Open mics, jam sessions

Fiddler Jakob Breitbach hosts jam sessions at two White River Junction venues over the coming week: jazz on Thursday night at 6 at Cafe Renee in Hotel Coolidge, and roots/Americana on Tuesday night at 7 at Filling Station Bar and Grill.

■Chris Curtis guest-hosts open mic on Thursday night at 7 at ArtisTree Community Arts Center in South Pomfret.

■Alec Currier’s open mic at Salt hill Pub in Lebanon, Thursday nights at 8.

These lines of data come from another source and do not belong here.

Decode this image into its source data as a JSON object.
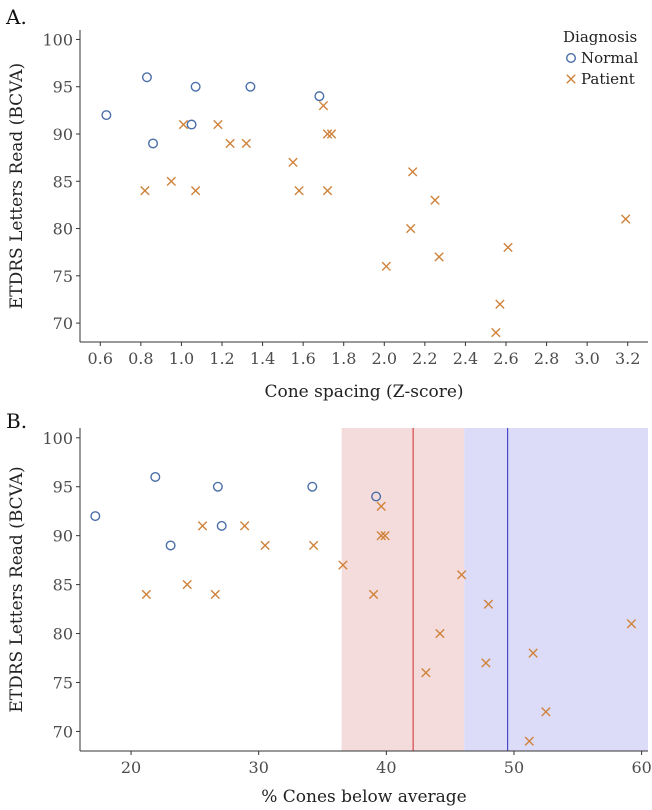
{
  "chart_data": [
    {
      "panel_label": "A.",
      "type": "scatter",
      "xlabel": "Cone spacing (Z-score)",
      "ylabel": "ETDRS Letters Read (BCVA)",
      "xlim": [
        0.5,
        3.3
      ],
      "ylim": [
        68,
        101
      ],
      "xticks": [
        "0.6",
        "0.8",
        "1.0",
        "1.2",
        "1.4",
        "1.6",
        "1.8",
        "2.0",
        "2.2",
        "2.4",
        "2.6",
        "2.8",
        "3.0",
        "3.2"
      ],
      "yticks": [
        "70",
        "75",
        "80",
        "85",
        "90",
        "95",
        "100"
      ],
      "grid": false,
      "legend": {
        "title": "Diagnosis",
        "placement": "top-right",
        "entries": [
          {
            "label": "Normal",
            "marker": "circle",
            "color": "#4a6ea8"
          },
          {
            "label": "Patient",
            "marker": "x",
            "color": "#d0823a"
          }
        ]
      },
      "series": [
        {
          "name": "Normal",
          "marker": "circle",
          "color": "#4a6ea8",
          "points": [
            [
              0.63,
              92
            ],
            [
              0.83,
              96
            ],
            [
              0.86,
              89
            ],
            [
              1.05,
              91
            ],
            [
              1.07,
              95
            ],
            [
              1.34,
              95
            ],
            [
              1.68,
              94
            ]
          ]
        },
        {
          "name": "Patient",
          "marker": "x",
          "color": "#d0823a",
          "points": [
            [
              0.82,
              84
            ],
            [
              0.95,
              85
            ],
            [
              1.01,
              91
            ],
            [
              1.07,
              84
            ],
            [
              1.18,
              91
            ],
            [
              1.24,
              89
            ],
            [
              1.32,
              89
            ],
            [
              1.55,
              87
            ],
            [
              1.58,
              84
            ],
            [
              1.7,
              93
            ],
            [
              1.72,
              90
            ],
            [
              1.74,
              90
            ],
            [
              1.72,
              84
            ],
            [
              2.01,
              76
            ],
            [
              2.13,
              80
            ],
            [
              2.14,
              86
            ],
            [
              2.25,
              83
            ],
            [
              2.27,
              77
            ],
            [
              2.55,
              69
            ],
            [
              2.57,
              72
            ],
            [
              2.61,
              78
            ],
            [
              3.19,
              81
            ]
          ]
        }
      ]
    },
    {
      "panel_label": "B.",
      "type": "scatter",
      "xlabel": "% Cones below average",
      "ylabel": "ETDRS Letters Read (BCVA)",
      "xlim": [
        16,
        60.5
      ],
      "ylim": [
        68,
        101
      ],
      "xticks": [
        "20",
        "30",
        "40",
        "50",
        "60"
      ],
      "yticks": [
        "70",
        "75",
        "80",
        "85",
        "90",
        "95",
        "100"
      ],
      "grid": false,
      "shaded_regions": [
        {
          "x_range": [
            36.5,
            46.1
          ],
          "color": "#f5dcdc",
          "center_line": 42.1,
          "line_color": "#d9464a"
        },
        {
          "x_range": [
            46.1,
            60.5
          ],
          "color": "#dcdcf8",
          "center_line": 49.5,
          "line_color": "#4a4ac8"
        }
      ],
      "series": [
        {
          "name": "Normal",
          "marker": "circle",
          "color": "#4a6ea8",
          "points": [
            [
              17.2,
              92
            ],
            [
              21.9,
              96
            ],
            [
              23.1,
              89
            ],
            [
              26.8,
              95
            ],
            [
              27.1,
              91
            ],
            [
              34.2,
              95
            ],
            [
              39.2,
              94
            ]
          ]
        },
        {
          "name": "Patient",
          "marker": "x",
          "color": "#d0823a",
          "points": [
            [
              21.2,
              84
            ],
            [
              24.4,
              85
            ],
            [
              25.6,
              91
            ],
            [
              26.6,
              84
            ],
            [
              28.9,
              91
            ],
            [
              30.5,
              89
            ],
            [
              34.3,
              89
            ],
            [
              36.6,
              87
            ],
            [
              39.0,
              84
            ],
            [
              39.6,
              93
            ],
            [
              39.6,
              90
            ],
            [
              39.9,
              90
            ],
            [
              43.1,
              76
            ],
            [
              44.2,
              80
            ],
            [
              45.9,
              86
            ],
            [
              47.8,
              77
            ],
            [
              48.0,
              83
            ],
            [
              51.2,
              69
            ],
            [
              51.5,
              78
            ],
            [
              52.5,
              72
            ],
            [
              59.2,
              81
            ]
          ]
        }
      ]
    }
  ]
}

■Sunapee Community CoffeeHouse’s monthly open mic, Friday night at 7 at Methodist Church in Sunapee Harbor. Storytellers welcome.

■Joseph Stallsmith’s hootenanny of Americana, folk and bluegrass, Monday nights at 6 at Salt hill Pub in Hanover.

■Tom Masterson’s open mic, Tuesday nights at 7 at Colatina Exit.

■Peter Meijer’s open mic, Wednesday nights at 8 at Skunk Hollow Tavern.